Rather than open our courts up to SRLs the remedy is to (a) increase their access to lawyers (not untrained legal helpers) and (b) better educate them to the benefits of legal counsel. Legal aid needs to be better funded, unbundled services need to be better marketed. Lawyers and judges need to let the public know of the value that trained lawyers bring to the system and to the process. The answer is not to “train” SRLs on how to better present their own cases. Not all self-represented individuals are impecunious individuals. We must get at the root cause of why many who can afford counsel, chose otherwise.

Many of my comments above can be applied to the licensing of paralegals to practise family law. Don’t call it anything else because that is what it is. Forget the academic background necessary to get into law school, forget the three years of dedicated study, the period of articles and the bar admission exams.
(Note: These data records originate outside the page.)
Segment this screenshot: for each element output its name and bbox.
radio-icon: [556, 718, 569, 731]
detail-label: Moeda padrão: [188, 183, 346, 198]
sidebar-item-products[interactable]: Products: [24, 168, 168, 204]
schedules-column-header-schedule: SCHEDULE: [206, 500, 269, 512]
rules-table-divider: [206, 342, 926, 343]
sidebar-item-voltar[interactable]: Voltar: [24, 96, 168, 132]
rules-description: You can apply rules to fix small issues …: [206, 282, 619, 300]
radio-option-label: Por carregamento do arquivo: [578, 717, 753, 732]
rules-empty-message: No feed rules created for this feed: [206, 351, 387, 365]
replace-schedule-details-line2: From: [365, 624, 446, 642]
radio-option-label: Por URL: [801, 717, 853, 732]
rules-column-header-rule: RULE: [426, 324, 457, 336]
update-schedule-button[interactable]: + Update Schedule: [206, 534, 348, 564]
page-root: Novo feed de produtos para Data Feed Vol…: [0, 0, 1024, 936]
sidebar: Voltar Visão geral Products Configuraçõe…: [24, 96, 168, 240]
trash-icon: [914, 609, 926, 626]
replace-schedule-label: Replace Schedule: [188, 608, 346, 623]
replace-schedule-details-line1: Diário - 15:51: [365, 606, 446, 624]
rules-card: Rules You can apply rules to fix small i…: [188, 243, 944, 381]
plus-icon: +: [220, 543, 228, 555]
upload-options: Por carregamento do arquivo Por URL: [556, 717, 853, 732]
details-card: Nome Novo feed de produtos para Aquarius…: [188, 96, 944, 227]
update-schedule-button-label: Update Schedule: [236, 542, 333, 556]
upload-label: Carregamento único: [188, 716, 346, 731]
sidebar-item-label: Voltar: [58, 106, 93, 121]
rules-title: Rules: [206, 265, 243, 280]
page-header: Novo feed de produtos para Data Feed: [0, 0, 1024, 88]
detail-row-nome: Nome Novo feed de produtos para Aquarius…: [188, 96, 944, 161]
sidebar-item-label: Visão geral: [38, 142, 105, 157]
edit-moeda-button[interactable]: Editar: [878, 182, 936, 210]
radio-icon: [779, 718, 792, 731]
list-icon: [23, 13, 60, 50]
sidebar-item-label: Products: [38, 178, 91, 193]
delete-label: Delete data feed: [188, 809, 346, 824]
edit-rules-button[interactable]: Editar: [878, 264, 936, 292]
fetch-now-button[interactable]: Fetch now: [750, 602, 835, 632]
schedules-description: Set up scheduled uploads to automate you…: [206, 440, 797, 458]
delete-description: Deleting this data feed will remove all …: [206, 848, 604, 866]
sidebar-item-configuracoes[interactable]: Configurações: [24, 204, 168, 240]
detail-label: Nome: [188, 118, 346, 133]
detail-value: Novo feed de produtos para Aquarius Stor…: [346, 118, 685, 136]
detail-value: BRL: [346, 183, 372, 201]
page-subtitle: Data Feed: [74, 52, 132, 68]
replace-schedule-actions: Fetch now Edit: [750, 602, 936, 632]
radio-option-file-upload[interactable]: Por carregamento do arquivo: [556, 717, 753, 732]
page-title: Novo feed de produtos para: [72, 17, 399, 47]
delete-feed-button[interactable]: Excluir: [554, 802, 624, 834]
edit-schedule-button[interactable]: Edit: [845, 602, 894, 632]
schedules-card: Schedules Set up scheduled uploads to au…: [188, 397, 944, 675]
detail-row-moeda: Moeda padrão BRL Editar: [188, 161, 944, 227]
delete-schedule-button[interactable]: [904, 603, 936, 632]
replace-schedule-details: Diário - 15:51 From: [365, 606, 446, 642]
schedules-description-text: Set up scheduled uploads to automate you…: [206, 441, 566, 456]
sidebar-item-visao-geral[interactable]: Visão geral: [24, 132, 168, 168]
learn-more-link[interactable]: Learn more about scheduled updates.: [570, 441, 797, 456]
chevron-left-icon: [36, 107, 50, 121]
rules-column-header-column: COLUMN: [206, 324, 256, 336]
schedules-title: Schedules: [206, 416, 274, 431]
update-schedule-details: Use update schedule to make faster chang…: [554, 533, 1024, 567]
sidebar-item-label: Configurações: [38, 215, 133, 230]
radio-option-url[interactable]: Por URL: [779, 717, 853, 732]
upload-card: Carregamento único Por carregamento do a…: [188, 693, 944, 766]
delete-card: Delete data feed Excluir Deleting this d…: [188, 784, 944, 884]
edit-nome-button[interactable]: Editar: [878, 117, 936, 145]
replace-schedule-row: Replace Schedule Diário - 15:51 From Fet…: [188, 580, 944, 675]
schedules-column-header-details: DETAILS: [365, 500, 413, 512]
Forget the years necessary to develop the skills to practise family law. Forget all that because apparently the public and the law society don’t care about that anymore. Don’t accuse me of ignoring the importance of access to justice. I get it. I differ only in the manner to get to that important goal. I applaud the Ontario government’s suggested legislation to simplify the family law process. As an experienced family law appeals counsel, I still have difficulty in navigating the complex appeal rules. Hooray for simplification of that process and the related simplification of the process from first instance. Why? Because that will permit lawyers, trained and experienced in family law, to better deliver services to the public at a more reasonable cost.
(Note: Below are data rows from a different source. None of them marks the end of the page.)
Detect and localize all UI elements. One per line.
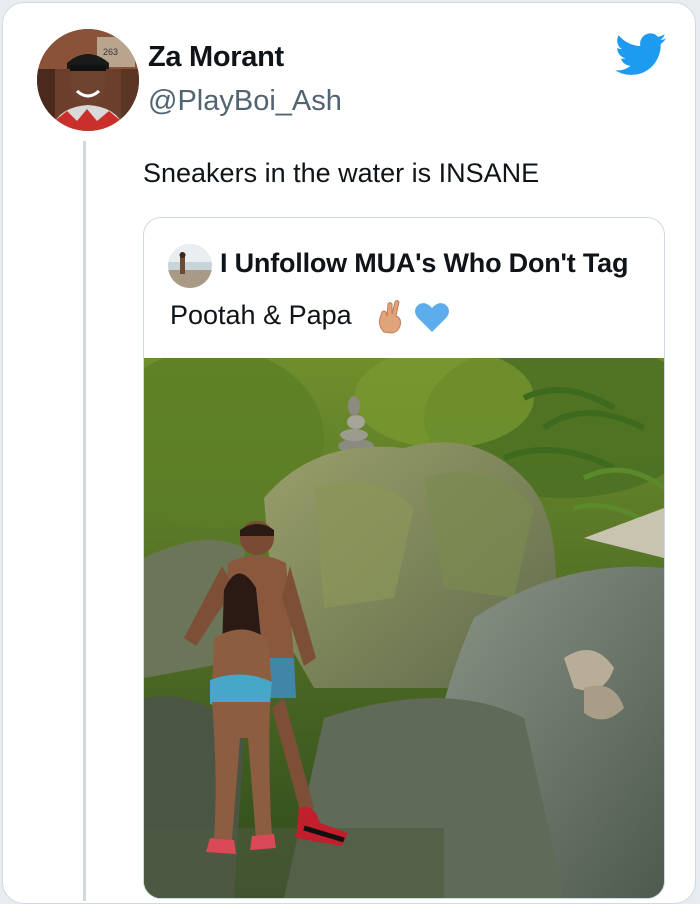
blue-heart-emoji bbox=[415, 303, 449, 332]
quoted-author-avatar[interactable] bbox=[168, 244, 212, 288]
author-handle[interactable]: @PlayBoi_Ash bbox=[148, 85, 342, 118]
author-avatar[interactable]: 263 bbox=[37, 29, 139, 131]
tweet-card[interactable]: 263 Za Morant @PlayBoi_Ash Sneakers in t… bbox=[2, 2, 696, 904]
quoted-tweet[interactable]: I Unfollow MUA's Who Don't Tag Pootah & … bbox=[143, 217, 665, 899]
quoted-tweet-photo[interactable] bbox=[144, 358, 664, 898]
crossed-fingers-emoji bbox=[379, 300, 401, 334]
quoted-emoji-group bbox=[374, 298, 454, 334]
author-name[interactable]: Za Morant bbox=[148, 41, 284, 74]
svg-text:263: 263 bbox=[103, 47, 118, 57]
tweet-text: Sneakers in the water is INSANE bbox=[143, 158, 540, 188]
thread-line bbox=[83, 141, 86, 901]
quoted-author-name[interactable]: I Unfollow MUA's Who Don't Tag bbox=[220, 248, 628, 279]
quoted-tweet-text: Pootah & Papa bbox=[170, 300, 352, 330]
twitter-bird-icon[interactable] bbox=[615, 33, 667, 77]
Paralegals do indeed have a role in the process as I perceive it. Trained family law paralegals working for and under the supervision of family lawyers can indeed better enable lawyers to deliver services to the public. Not as envisioned, as stand-alone undertrained offices that cannot generally deliver the kind of advocacy and guidance most family law clients need and deserve. Let me also, while I am making enemies, challenge the Law Society of Ontario to review their many regulatory demands that greatly increase the costs of practice. If we are all onboard with the benefits to the public of access to justice, let’s not have family lawyers shoulder all the burden.

Let me close these comments by affirming that I have and I do love the practice of law and in particular the practice of family law. I write only in the hope that those entering the practice or in their early years of practice are permitted to serve the public in a meaningful manner consistent with the incredibly high ideals and standards exhibited by those who came before us. This will only happen if the younger members of the family law bar step up, organize and convince the public that they are better served in the family law process by trained purveyors of the skills necessary.

Gary S. Joseph is the managing partner at MacDonald & Partners LLP, family law practitioners.